Let Torogi cite an example. A plan of action exceedingly suitable for lowland condition may not work if implemented in an upland site. But sad to express that such had happened in the past and continues to occur because the policy emanates or comes from higher government offices and there is less Cordillerans can do about such bureaucratic dilemma.
A good example of the above: Engineering a highland road, developing it and maintaining it is far more expensive compared to doing it in lowland setting and the Department of Public Works and Highways (DPWH) is aware of such.
Being autonomous, the course of action for an action plan comes directly from the autonomous government which is in touch with the ground and knows the stark reality.
Within this periphery, relevant indigenous knowledge, systems and practices will thus be recognized and given importance for their application when policies for the region are developed by the autonomous government.
In the proposed autonomous government for the Cordillera region, the Regional Governor who will be elected will become a member of the President’s Cabinet, National Economic and Development Authority (NEDA) and other agencies to be spelled out once Cordillerans vote for self-government.
Cordillerans need to be informed further, and more importantly, that if they do not get their acts together and go yes for autonomy, the region will continue to have an erratic and unsustainable growth. Why?
Let Torogi cite you the bare facts. Let us start with the Local Government Unit (LGU) Internal Revenue Allotment. At present, Cordillera Administrative Region (CAR) is given one of the lowest share. Basis of computation is land area and population.
Given that the region has one of the smallest area and population, the region’s share will always remain that small if Cordillerans will not embrace autonomy.
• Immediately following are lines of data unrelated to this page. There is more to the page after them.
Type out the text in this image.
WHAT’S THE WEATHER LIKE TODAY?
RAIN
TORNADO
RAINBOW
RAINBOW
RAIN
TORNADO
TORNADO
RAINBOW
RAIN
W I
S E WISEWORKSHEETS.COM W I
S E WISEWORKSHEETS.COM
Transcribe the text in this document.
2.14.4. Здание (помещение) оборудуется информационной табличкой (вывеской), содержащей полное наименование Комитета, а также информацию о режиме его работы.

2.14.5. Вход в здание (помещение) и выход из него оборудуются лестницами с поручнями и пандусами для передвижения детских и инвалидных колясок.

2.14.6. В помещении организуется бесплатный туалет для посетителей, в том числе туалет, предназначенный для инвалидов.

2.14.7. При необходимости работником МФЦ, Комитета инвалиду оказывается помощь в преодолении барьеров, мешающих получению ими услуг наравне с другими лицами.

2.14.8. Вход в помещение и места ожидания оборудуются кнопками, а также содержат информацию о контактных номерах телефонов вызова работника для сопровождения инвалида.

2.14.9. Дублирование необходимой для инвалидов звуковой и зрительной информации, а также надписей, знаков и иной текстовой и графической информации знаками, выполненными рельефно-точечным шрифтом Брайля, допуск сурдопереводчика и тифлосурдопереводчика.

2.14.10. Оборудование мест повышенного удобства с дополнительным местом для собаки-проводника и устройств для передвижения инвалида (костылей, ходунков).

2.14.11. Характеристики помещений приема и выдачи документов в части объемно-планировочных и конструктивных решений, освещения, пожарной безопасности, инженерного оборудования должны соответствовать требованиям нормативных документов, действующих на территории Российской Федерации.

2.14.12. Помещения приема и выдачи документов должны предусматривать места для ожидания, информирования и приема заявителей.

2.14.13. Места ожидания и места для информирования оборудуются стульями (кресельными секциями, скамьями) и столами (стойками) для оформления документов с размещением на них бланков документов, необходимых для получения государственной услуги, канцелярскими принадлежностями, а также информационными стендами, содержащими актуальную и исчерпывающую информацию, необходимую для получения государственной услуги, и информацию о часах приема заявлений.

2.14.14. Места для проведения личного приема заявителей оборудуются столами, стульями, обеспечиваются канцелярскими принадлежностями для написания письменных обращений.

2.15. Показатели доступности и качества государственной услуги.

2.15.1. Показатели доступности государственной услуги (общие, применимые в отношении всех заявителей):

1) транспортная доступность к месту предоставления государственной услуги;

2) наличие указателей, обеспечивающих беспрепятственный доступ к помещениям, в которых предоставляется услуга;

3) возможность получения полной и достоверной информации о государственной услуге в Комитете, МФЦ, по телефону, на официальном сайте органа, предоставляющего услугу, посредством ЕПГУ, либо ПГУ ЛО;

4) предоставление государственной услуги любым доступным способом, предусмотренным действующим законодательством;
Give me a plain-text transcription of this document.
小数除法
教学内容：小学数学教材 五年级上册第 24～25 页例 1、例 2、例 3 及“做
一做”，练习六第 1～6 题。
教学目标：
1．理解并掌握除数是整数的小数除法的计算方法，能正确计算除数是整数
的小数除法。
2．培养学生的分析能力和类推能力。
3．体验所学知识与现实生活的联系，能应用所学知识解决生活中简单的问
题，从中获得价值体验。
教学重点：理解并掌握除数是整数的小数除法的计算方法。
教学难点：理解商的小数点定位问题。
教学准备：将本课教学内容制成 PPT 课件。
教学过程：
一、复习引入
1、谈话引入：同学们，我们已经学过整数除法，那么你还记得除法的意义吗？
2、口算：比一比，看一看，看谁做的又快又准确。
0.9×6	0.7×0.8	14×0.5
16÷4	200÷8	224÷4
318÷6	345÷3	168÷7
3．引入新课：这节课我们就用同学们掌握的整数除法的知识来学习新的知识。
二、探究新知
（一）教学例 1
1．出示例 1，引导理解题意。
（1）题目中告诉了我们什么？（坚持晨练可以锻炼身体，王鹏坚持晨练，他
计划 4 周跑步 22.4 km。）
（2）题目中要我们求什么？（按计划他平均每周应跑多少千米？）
As to funding CAR, national agencies give funds to each region in the country based on national planning and budgeting standards. As a result, CAR presently receives one of the lowest share in the national budget.
Presently, too, it is the national government that enact laws, policies and other issuances that it deems suitable for all regions, like the Local Government Code of 1991 which serves as the basis for IRA computation, Forestry Code, Roxas Law and Payment of environmental Services.
Also, the national government has exclusive control in development and management of the country’s natural resources like extractive development projects formulated and implemented by national agencies and private firms without free, prior informed consent with local communities.
In the case of hydropower, it is the Department of Energy (DOE) which approves applications while it is the National Water Resource Board which issues water rights and water permits.
In the unique case of Cordillera, it happens to be the headwater source in Northern Luzon, cascading much needed water to the lowlands.
Third, all benefits of nationally paid employees shall not be diminished or lessened by reason of the creation of a regional autonomy. Budgetary needs of regional agencies where they belong shall continue to be provided by national government.
And no government employee will be dismissed or removed by reason of reorganization of the region.
Fourth, main reason behind the constitutional provision on the creation of regional autonomy is the development of the regions of CAR and Muslim Mindanao, both long neglected, and the legal justification to allocate more funding to speed up their socio-economic infrastructure development, to catch up with other regions.
Hence, upon creation of an autonomous Cordillera region, the national government shall provide a subsidy of ten (10) billion pesos every year for the first five years and five (5) billion for the next five years.
Moreover, there will be provision for the mode of distribution of the subsidy to the regional government, provinces, cities, municipalities and barangays.
Fifth, After the period of subsidy, the national government shall continue to provide sufficient budgetary allocation to the region in order to ensure its financial stability and sustenance.
Autonomy does not mean seceding from the national government. No, in fact, autonomy tends to strengthen the national government.